SOCRATE. Par le chien, Hippias, voilà une belle et brillante réponse. Si je réponds ainsi, aurai-je répondu juste à la question, et n’aura-t-on rien à répliquer?
HIPPIAS. Comment le ferait-on, Socrate, puisque tout le monde pense de même, et que ceux qui entendront ta réponse te rendront tous témoignage qu’elle est bonne?
SOCRATE. Admettons… Mais permets, Hippias, que je reprenne ce que tu viens de dire. Cet homme m’interrogera à peu près de cette manière : « Socrate, réponds-moi : toutes les chose s que tu appelles belles ne sont-elles pas belles, parce qu’il y a quelque chose de beau par soi-même? » Et moi, je lui répondrai que, si une jeune fille est belle, c’est qu’il existe quelque chose qui donne leur beauté aux belles choses.
HIPPIAS. Crois-tu qu’il entreprenne après cela de te prouver que ce que tu donnes pour beau ne l’est point; ou s’il l’entreprend, qu’il ne se couvrira pas de ridicule?

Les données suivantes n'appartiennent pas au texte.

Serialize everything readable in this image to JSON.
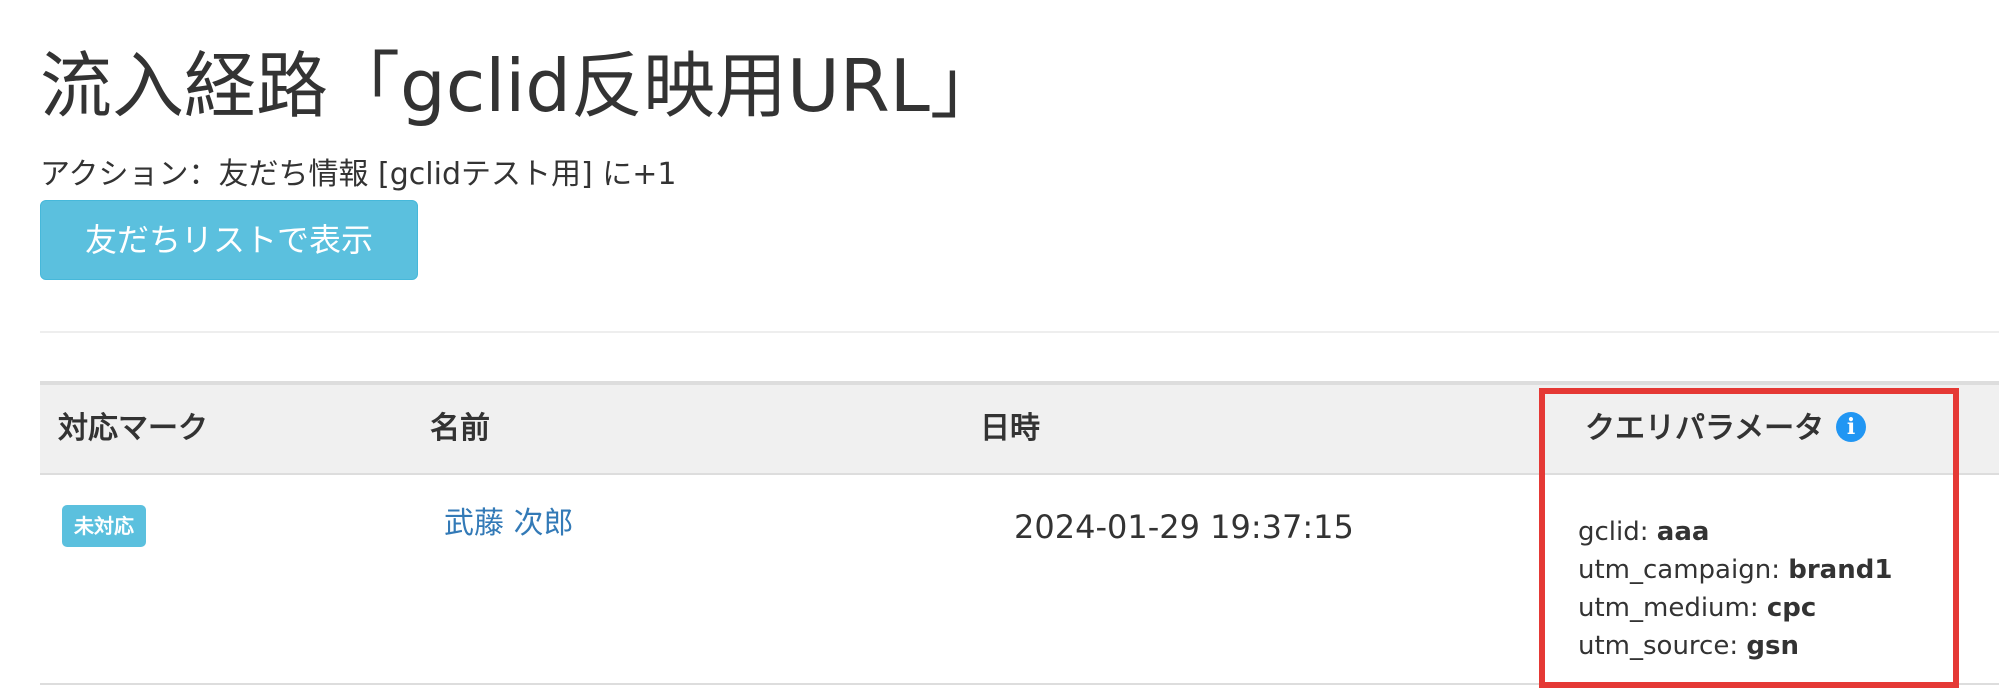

SOCRATE. Je suis bien sûr, mon cher, qu’il l’entreprendra: mais s’il se rend ridicule par là, c’est ce que la chose elle-même fera voir. Je veux néanmoins te faire part de ce qu’il me dira.
HIPPIAS. Voyons.
SOCRATE. « Que tu es plaisant, Socrate! me dira-t-il. Une belle cavale ( 1 n’est-elle pas quelque chose de beau, puisque Apollon lui-même l’a vantée dans un de ses oracles? » Que répondrons-nous, Hippias? N’accorderons-nous pas qu’une cavale est quelque chose de beau, je veux dire une cavale qui soit belle? Car, comment oser soutenir que ce qui est beau n’est pas beau?
HIPPIAS. Tu dis vrai, Socrate, et le dieu a très bien parlé. En effet, nous avons chez nous des cavales parfaitement belles.
SOCRATE. « Fort bien, dira-t-il. Mais quoi ! une belle lyre n’est-elle pas quelque chose de beau? » En conviendrons-nous, Hippias ?
HIPPIAS. Oui.
SOCRATE. Cet homme me dira après cela, j’en suis à peu près sûr, je connais son humeur « Quoi donc, mon cher ami, une belle marmite n’est-elle pas quelque chose de beau ? » Platon (vers 420-340 av. J.-C.), Hippias majeur, 287 d-288 b, trad. V. Cousin, Éd. Hatier, 1985.